1. Uma pesquisa nacional sobre o perfil do advogado brasileiro

Em abril de 1996, o Conselho Federal da OAB patrocinou uma pesquisa nacional por amostragem do perfil do advogado brasileiro. A pesquisa foi executada pelo instituto Vox Populi, a partir do questionário elaborado pela Comissão de Ensino Jurídico do Conselho Federal da OAB (39 questões), que se incumbiu do acompanhamento e da análise dos resultados. Na história da OAB, foi a primeira vez que se realizou pesquisa com tal abrangência e magnitude.

Foram aplicados 1.706 questionários a advogados, aleatoriamente sorteados entre os 450.000 inscritos na OAB, proporcionalmente aos Estados, às cinco regiões do país e ao conjunto de capitais e cidades do interior. No total, foram pesquisados 296 municípios brasileiros. Levou-se em conta, para a proporção, o número de inscritos, porque a OAB ainda não conseguiu atualizar seu cadastro, de modo confiável, suprimindo as inscrições canceladas ou que deveriam estar canceladas (cancelamento voluntário, morte ou incompatibilidade definitiva com a advocacia).

Os resultados confirmaram algumas antecipações dos estudiosos da profissão e revelaram traços que nos ajudam a compreendê-la melhor, nas proximidades do III Milênio.

Os dados da atualização são imprescindíveis mas podem ser distorcidos, na perspectiva de futuro, se não interligados em conjunto com as transformações havidas no ensino jurídico, na sociedade e no direito. Nos limites deste estudo, essas interfaces não serão abordadas mas perpassarão as reflexões a seguir. Os dados da pesquisa, além de nos informar sobre o estado da arte da profissão, permite-nos projetá-la no futuro, trabalhando seus perfis de tendência.

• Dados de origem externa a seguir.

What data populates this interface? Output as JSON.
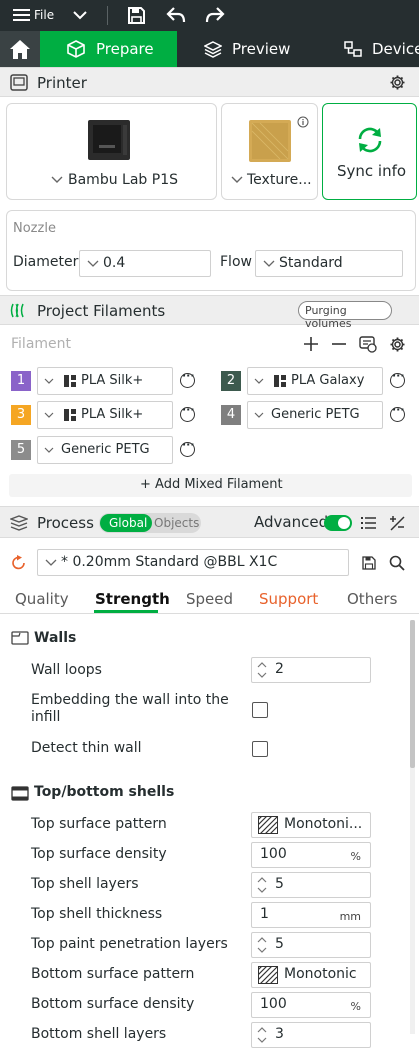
{
  "titlebar": {
    "file_label": "File"
  },
  "tabs": {
    "prepare": "Prepare",
    "preview": "Preview",
    "device": "Device"
  },
  "printer": {
    "section_title": "Printer",
    "printer_name": "Bambu Lab P1S",
    "plate_name": "Texture...",
    "sync_label": "Sync info",
    "nozzle_label": "Nozzle",
    "diameter_label": "Diameter",
    "diameter_value": "0.4",
    "flow_label": "Flow",
    "flow_value": "Standard"
  },
  "filaments": {
    "section_title": "Project Filaments",
    "purging_label": "Purging volumes",
    "filament_label": "Filament",
    "items": [
      {
        "num": "1",
        "name": "PLA Silk+",
        "color": "#8a63c9"
      },
      {
        "num": "2",
        "name": "PLA Galaxy",
        "color": "#3d5a4e"
      },
      {
        "num": "3",
        "name": "PLA Silk+",
        "color": "#f5a623"
      },
      {
        "num": "4",
        "name": "Generic PETG",
        "color": "#7f7f7f"
      },
      {
        "num": "5",
        "name": "Generic PETG",
        "color": "#8c8c8c"
      }
    ],
    "add_mixed_label": "+ Add Mixed Filament"
  },
  "process": {
    "section_title": "Process",
    "global_label": "Global",
    "objects_label": "Objects",
    "advanced_label": "Advanced",
    "preset_name": "* 0.20mm Standard @BBL X1C",
    "tabs": [
      "Quality",
      "Strength",
      "Speed",
      "Support",
      "Others"
    ],
    "active_tab": "Strength"
  },
  "walls": {
    "title": "Walls",
    "wall_loops_label": "Wall loops",
    "wall_loops_value": "2",
    "embed_label": "Embedding the wall into the infill",
    "detect_label": "Detect thin wall"
  },
  "shells": {
    "title": "Top/bottom shells",
    "rows": [
      {
        "label": "Top surface pattern",
        "value": "Monotoni...",
        "kind": "pattern"
      },
      {
        "label": "Top surface density",
        "value": "100",
        "unit": "%",
        "kind": "unit"
      },
      {
        "label": "Top shell layers",
        "value": "5",
        "kind": "spin"
      },
      {
        "label": "Top shell thickness",
        "value": "1",
        "unit": "mm",
        "kind": "unit"
      },
      {
        "label": "Top paint penetration layers",
        "value": "5",
        "kind": "spin"
      },
      {
        "label": "Bottom surface pattern",
        "value": "Monotonic",
        "kind": "pattern"
      },
      {
        "label": "Bottom surface density",
        "value": "100",
        "unit": "%",
        "kind": "unit"
      },
      {
        "label": "Bottom shell layers",
        "value": "3",
        "kind": "spin"
      }
    ]
  },
  "colors": {
    "accent": "#00ae42",
    "support": "#e8622c"
  }
}
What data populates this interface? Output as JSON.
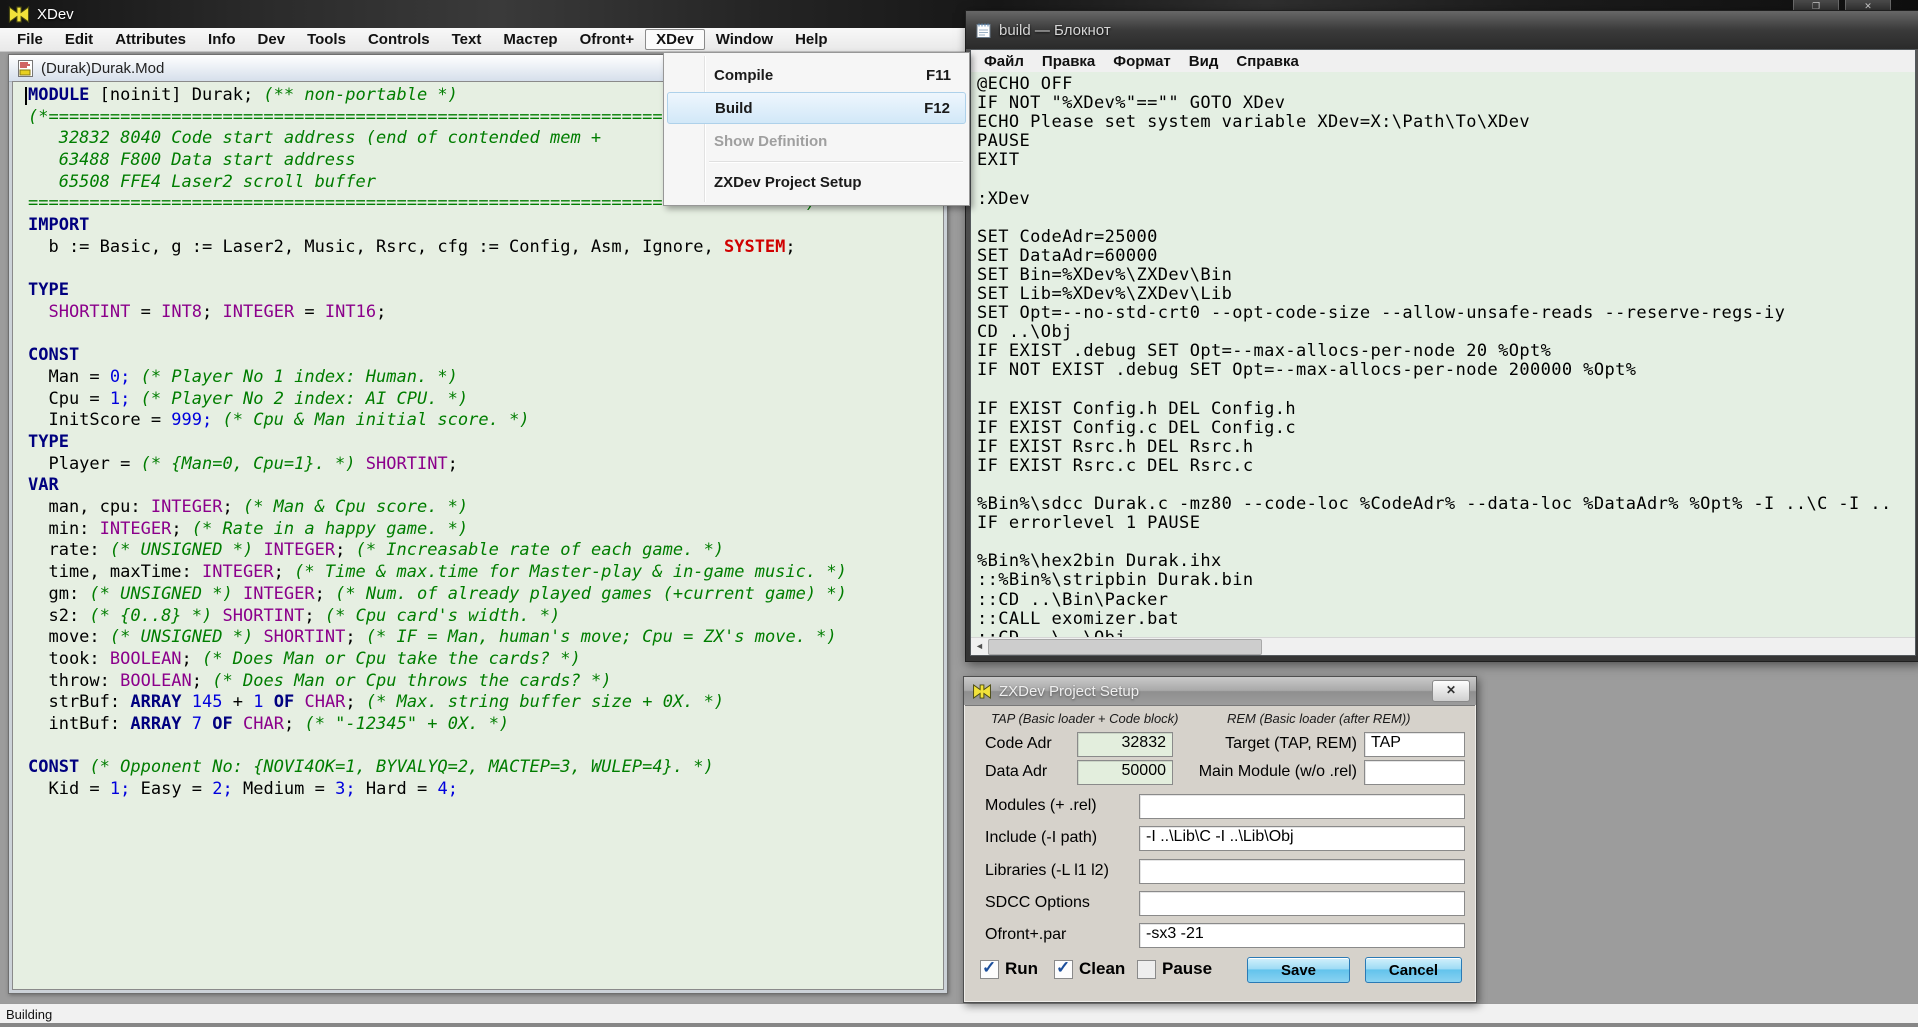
{
  "colors": {
    "editor_bg": "#e6efe2",
    "notepad_bg": "#e4efe3",
    "keyword": "#00007f",
    "comment": "#007d00",
    "number": "#0000dd",
    "type": "#8b008b",
    "system_red": "#d00000",
    "menu_highlight": "#d2e8f8",
    "dialog_bg": "#d6d2cb",
    "button_blue": "#63c3ec",
    "logo_yellow": "#f2e23a"
  },
  "icons": {
    "restore": "❐",
    "close": "✕",
    "dialog_close": "✕",
    "scroll_left": "◄"
  },
  "xdev_window": {
    "title": "XDev",
    "status": "Building",
    "menubar": {
      "items": [
        "File",
        "Edit",
        "Attributes",
        "Info",
        "Dev",
        "Tools",
        "Controls",
        "Text",
        "Мастер",
        "Ofront+",
        "XDev",
        "Window",
        "Help"
      ],
      "active": "XDev"
    }
  },
  "xdev_menu": {
    "items": [
      {
        "label": "Compile",
        "shortcut": "F11",
        "state": "normal"
      },
      {
        "label": "Build",
        "shortcut": "F12",
        "state": "highlighted"
      },
      {
        "label": "Show Definition",
        "shortcut": "",
        "state": "disabled"
      },
      {
        "label": "ZXDev Project Setup",
        "shortcut": "",
        "state": "normal",
        "separator_before": true
      }
    ]
  },
  "editor": {
    "doc_title": "(Durak)Durak.Mod",
    "code_lines": [
      [
        [
          "kw",
          "MODULE"
        ],
        [
          "pl",
          " [noinit] Durak; "
        ],
        [
          "cm",
          "(** non-portable *)"
        ]
      ],
      [
        [
          "cm",
          "(*=========================================================================="
        ]
      ],
      [
        [
          "cm",
          "   32832 8040 Code start address (end of contended mem +"
        ]
      ],
      [
        [
          "cm",
          "   63488 F800 Data start address"
        ]
      ],
      [
        [
          "cm",
          "   65508 FFE4 Laser2 scroll buffer"
        ]
      ],
      [
        [
          "cm",
          "===========================================================================*)"
        ]
      ],
      [
        [
          "kw",
          "IMPORT"
        ]
      ],
      [
        [
          "pl",
          "  b := Basic, g := Laser2, Music, Rsrc, cfg := Config, Asm, Ignore, "
        ],
        [
          "sys",
          "SYSTEM"
        ],
        [
          "pl",
          ";"
        ]
      ],
      [],
      [
        [
          "kw",
          "TYPE"
        ]
      ],
      [
        [
          "pl",
          "  "
        ],
        [
          "typ",
          "SHORTINT"
        ],
        [
          "pl",
          " = "
        ],
        [
          "typ",
          "INT8"
        ],
        [
          "pl",
          "; "
        ],
        [
          "typ",
          "INTEGER"
        ],
        [
          "pl",
          " = "
        ],
        [
          "typ",
          "INT16"
        ],
        [
          "pl",
          ";"
        ]
      ],
      [],
      [
        [
          "kw",
          "CONST"
        ]
      ],
      [
        [
          "pl",
          "  Man = "
        ],
        [
          "num",
          "0;"
        ],
        [
          "pl",
          " "
        ],
        [
          "cm",
          "(* Player No 1 index: Human. *)"
        ]
      ],
      [
        [
          "pl",
          "  Cpu = "
        ],
        [
          "num",
          "1;"
        ],
        [
          "pl",
          " "
        ],
        [
          "cm",
          "(* Player No 2 index: AI CPU. *)"
        ]
      ],
      [
        [
          "pl",
          "  InitScore = "
        ],
        [
          "num",
          "999;"
        ],
        [
          "pl",
          " "
        ],
        [
          "cm",
          "(* Cpu & Man initial score. *)"
        ]
      ],
      [
        [
          "kw",
          "TYPE"
        ]
      ],
      [
        [
          "pl",
          "  Player = "
        ],
        [
          "cm",
          "(* {Man=0, Cpu=1}. *)"
        ],
        [
          "pl",
          " "
        ],
        [
          "typ",
          "SHORTINT"
        ],
        [
          "pl",
          ";"
        ]
      ],
      [
        [
          "kw",
          "VAR"
        ]
      ],
      [
        [
          "pl",
          "  man, cpu: "
        ],
        [
          "typ",
          "INTEGER"
        ],
        [
          "pl",
          "; "
        ],
        [
          "cm",
          "(* Man & Cpu score. *)"
        ]
      ],
      [
        [
          "pl",
          "  min: "
        ],
        [
          "typ",
          "INTEGER"
        ],
        [
          "pl",
          "; "
        ],
        [
          "cm",
          "(* Rate in a happy game. *)"
        ]
      ],
      [
        [
          "pl",
          "  rate: "
        ],
        [
          "cm",
          "(* UNSIGNED *)"
        ],
        [
          "pl",
          " "
        ],
        [
          "typ",
          "INTEGER"
        ],
        [
          "pl",
          "; "
        ],
        [
          "cm",
          "(* Increasable rate of each game. *)"
        ]
      ],
      [
        [
          "pl",
          "  time, maxTime: "
        ],
        [
          "typ",
          "INTEGER"
        ],
        [
          "pl",
          "; "
        ],
        [
          "cm",
          "(* Time & max.time for Master-play & in-game music. *)"
        ]
      ],
      [
        [
          "pl",
          "  gm: "
        ],
        [
          "cm",
          "(* UNSIGNED *)"
        ],
        [
          "pl",
          " "
        ],
        [
          "typ",
          "INTEGER"
        ],
        [
          "pl",
          "; "
        ],
        [
          "cm",
          "(* Num. of already played games (+current game) *)"
        ]
      ],
      [
        [
          "pl",
          "  s2: "
        ],
        [
          "cm",
          "(* {0..8} *)"
        ],
        [
          "pl",
          " "
        ],
        [
          "typ",
          "SHORTINT"
        ],
        [
          "pl",
          "; "
        ],
        [
          "cm",
          "(* Cpu card's width. *)"
        ]
      ],
      [
        [
          "pl",
          "  move: "
        ],
        [
          "cm",
          "(* UNSIGNED *)"
        ],
        [
          "pl",
          " "
        ],
        [
          "typ",
          "SHORTINT"
        ],
        [
          "pl",
          "; "
        ],
        [
          "cm",
          "(* IF = Man, human's move; Cpu = ZX's move. *)"
        ]
      ],
      [
        [
          "pl",
          "  took: "
        ],
        [
          "typ",
          "BOOLEAN"
        ],
        [
          "pl",
          "; "
        ],
        [
          "cm",
          "(* Does Man or Cpu take the cards? *)"
        ]
      ],
      [
        [
          "pl",
          "  throw: "
        ],
        [
          "typ",
          "BOOLEAN"
        ],
        [
          "pl",
          "; "
        ],
        [
          "cm",
          "(* Does Man or Cpu throws the cards? *)"
        ]
      ],
      [
        [
          "pl",
          "  strBuf: "
        ],
        [
          "kw",
          "ARRAY"
        ],
        [
          "pl",
          " "
        ],
        [
          "num",
          "145"
        ],
        [
          "pl",
          " + "
        ],
        [
          "num",
          "1"
        ],
        [
          "pl",
          " "
        ],
        [
          "kw",
          "OF"
        ],
        [
          "pl",
          " "
        ],
        [
          "typ",
          "CHAR"
        ],
        [
          "pl",
          "; "
        ],
        [
          "cm",
          "(* Max. string buffer size + 0X. *)"
        ]
      ],
      [
        [
          "pl",
          "  intBuf: "
        ],
        [
          "kw",
          "ARRAY"
        ],
        [
          "pl",
          " "
        ],
        [
          "num",
          "7"
        ],
        [
          "pl",
          " "
        ],
        [
          "kw",
          "OF"
        ],
        [
          "pl",
          " "
        ],
        [
          "typ",
          "CHAR"
        ],
        [
          "pl",
          "; "
        ],
        [
          "cm",
          "(* \"-12345\" + 0X. *)"
        ]
      ],
      [],
      [
        [
          "kw",
          "CONST"
        ],
        [
          "pl",
          " "
        ],
        [
          "cm",
          "(* Opponent No: {NOVI4OK=1, BYVALYQ=2, MACTEP=3, WULEP=4}. *)"
        ]
      ],
      [
        [
          "pl",
          "  Kid = "
        ],
        [
          "num",
          "1;"
        ],
        [
          "pl",
          " Easy = "
        ],
        [
          "num",
          "2;"
        ],
        [
          "pl",
          " Medium = "
        ],
        [
          "num",
          "3;"
        ],
        [
          "pl",
          " Hard = "
        ],
        [
          "num",
          "4;"
        ]
      ]
    ]
  },
  "notepad": {
    "title": "build — Блокнот",
    "menubar": {
      "items": [
        "Файл",
        "Правка",
        "Формат",
        "Вид",
        "Справка"
      ]
    },
    "lines": [
      "@ECHO OFF",
      "IF NOT \"%XDev%\"==\"\" GOTO XDev",
      "ECHO Please set system variable XDev=X:\\Path\\To\\XDev",
      "PAUSE",
      "EXIT",
      "",
      ":XDev",
      "",
      "SET CodeAdr=25000",
      "SET DataAdr=60000",
      "SET Bin=%XDev%\\ZXDev\\Bin",
      "SET Lib=%XDev%\\ZXDev\\Lib",
      "SET Opt=--no-std-crt0 --opt-code-size --allow-unsafe-reads --reserve-regs-iy",
      "CD ..\\Obj",
      "IF EXIST .debug SET Opt=--max-allocs-per-node 20 %Opt%",
      "IF NOT EXIST .debug SET Opt=--max-allocs-per-node 200000 %Opt%",
      "",
      "IF EXIST Config.h DEL Config.h",
      "IF EXIST Config.c DEL Config.c",
      "IF EXIST Rsrc.h DEL Rsrc.h",
      "IF EXIST Rsrc.c DEL Rsrc.c",
      "",
      "%Bin%\\sdcc Durak.c -mz80 --code-loc %CodeAdr% --data-loc %DataAdr% %Opt% -I ..\\C -I ..",
      "IF errorlevel 1 PAUSE",
      "",
      "%Bin%\\hex2bin Durak.ihx",
      "::%Bin%\\stripbin Durak.bin",
      "::CD ..\\Bin\\Packer",
      "::CALL exomizer.bat",
      "::CD ..\\..\\Obj"
    ]
  },
  "dialog": {
    "title": "ZXDev Project Setup",
    "hint_tap": "TAP (Basic loader + Code block)",
    "hint_rem": "REM (Basic loader (after REM))",
    "rows": [
      {
        "label": "Code Adr",
        "value": "32832",
        "label2": "Target (TAP, REM)",
        "value2": "TAP"
      },
      {
        "label": "Data Adr",
        "value": "50000",
        "label2": "Main Module (w/o .rel)",
        "value2": ""
      },
      {
        "label": "Modules (+ .rel)",
        "value": ""
      },
      {
        "label": "Include (-I path)",
        "value": "-I ..\\Lib\\C -I ..\\Lib\\Obj"
      },
      {
        "label": "Libraries (-L l1 l2)",
        "value": ""
      },
      {
        "label": "SDCC Options",
        "value": ""
      },
      {
        "label": "Ofront+.par",
        "value": "-sx3 -21"
      }
    ],
    "checkboxes": [
      {
        "label": "Run",
        "checked": true
      },
      {
        "label": "Clean",
        "checked": true
      },
      {
        "label": "Pause",
        "checked": false
      }
    ],
    "buttons": [
      {
        "label": "Save"
      },
      {
        "label": "Cancel"
      }
    ]
  }
}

2. Breve evolução do perfil do profissional da advocacia, no Brasil

Durante o período colonial, o exercício da profissão de advogado era mais ou menos livre, constituindo o espaço de atuação dos leguleios ou rábulas, ou seja, dos que aprendiam e exerciam o ofício na prática. As Ordenações Filipinas (Primeiro Livro, Título XLVIII) determinavam que "todos os Letrados, que houverem de advogar e procurar em nossos Reinos, tenham oito anos de studo cursados na Universidade de Coimbra em Direito Canonico, ou Civil, ou em ambos", sob penas severas de prisão ou degredo para os infratores. Todavia, o Alvará régio de 24 de julho de 1713 declarou que, fora da Corte, poderia ser advogado "qualquer pessoa idônea, ainda que não seja formado, tirando Provisão". Desse termo, resultou a figura do provisionado que perdurou no Brasil até o advento do mais recente Estatuto da Advocacia (Lei nº 8.906/94). Assim, pelas evidentes dificuldades de deslocamento para Coimbra, o título de bacharel em direito era quase nobiliárquico, servindo muito mais para a conquista de postos de comando da alta burocracia ou de efeito simbólico dos estamentos do poder na Colônia e no Império.

Com o Império, após a criação dos cursos jurídicos em São Paulo e Olinda, por força da Lei de 11 de agosto de 1827, ampliaram-se as oportunidade para a formação profissional regular. Mas os cursos tinham finalidades explícitas de formação dos quadros dirigentes, como se lê nos Estatutos do Visconde Cachoeira aos quais remete o artigo 10 da Lei, e, residualmente, de advogados. O caráter genérico das disciplinas ministradas não contribuíram para a profissionalização, servindo os cursos como espaços de revelação de vocações políticas e literárias. No século XIX, todas as tentativas de organização da profissão de advogado foram frustadas. Note-se que o próprio Instituto dos Advogados, fundado em 1843 como associação civil, tinha por meta organizar a Ordem dos Advogados.

Na República Velha, a hegemonia política dos bacharéis deu sinais de declínio, na proporção do crescimento da advocacia como profissão autônoma e independente do Poder Público. Somente com a criação da OAB, em 1930(1), iniciou no Brasil a regulamentação profissional do advogado, com exigência de formação universitária, salvo nas regiões do Brasil onde se fazia necessária a figura do rábula ou provisionado. Até 1994, os dois primeiros Estatutos da Advocacia (Decreto nº 20.784, de 14 de dezembro de 1931, e Lei nº 4.215, de 27 de abril de 1963) voltaram-se exclusivamente para a advocacia entendida como profissão liberal, autônoma. Não contemplaram a advocacia extrajudicial e o advogado assalariado dos setores público e privado.

O descompasso com a realidade profissional e social levou à necessidade de elaboração de novo Estatuto, que veio à lume em 1994, mediante a Lei nº 8.906, de 4 de julho. A advocacia passou a ser entendida como exercício profissional de postulação a qualquer órgão do Poder Judiciário e como atividade de consultoria, assessoria e direção jurídicas. Também disciplinou o sentido e alcance de sua indispensabilidade na administração da justiça, prevista no artigo 133 da Constituição Federal; a inserção da advocacia pública; a tutela legal mínima de um protagonista esquecido, o advogado empregado.


3. Interesses corporativos e institucionais; harmonia e conflitos

A relação de dependência da profissão com o Poder Público e a ideologia conservadora adquirida no convívio com os grupos dominantes, requisitos sociais para o sucesso, distanciam o advogado, enquanto tal, das preocupações político-institucionais. Os advogados liberais que criaram a OAB idealizaram uma entidade de organização profissional, de caráter corporativo e apolítico.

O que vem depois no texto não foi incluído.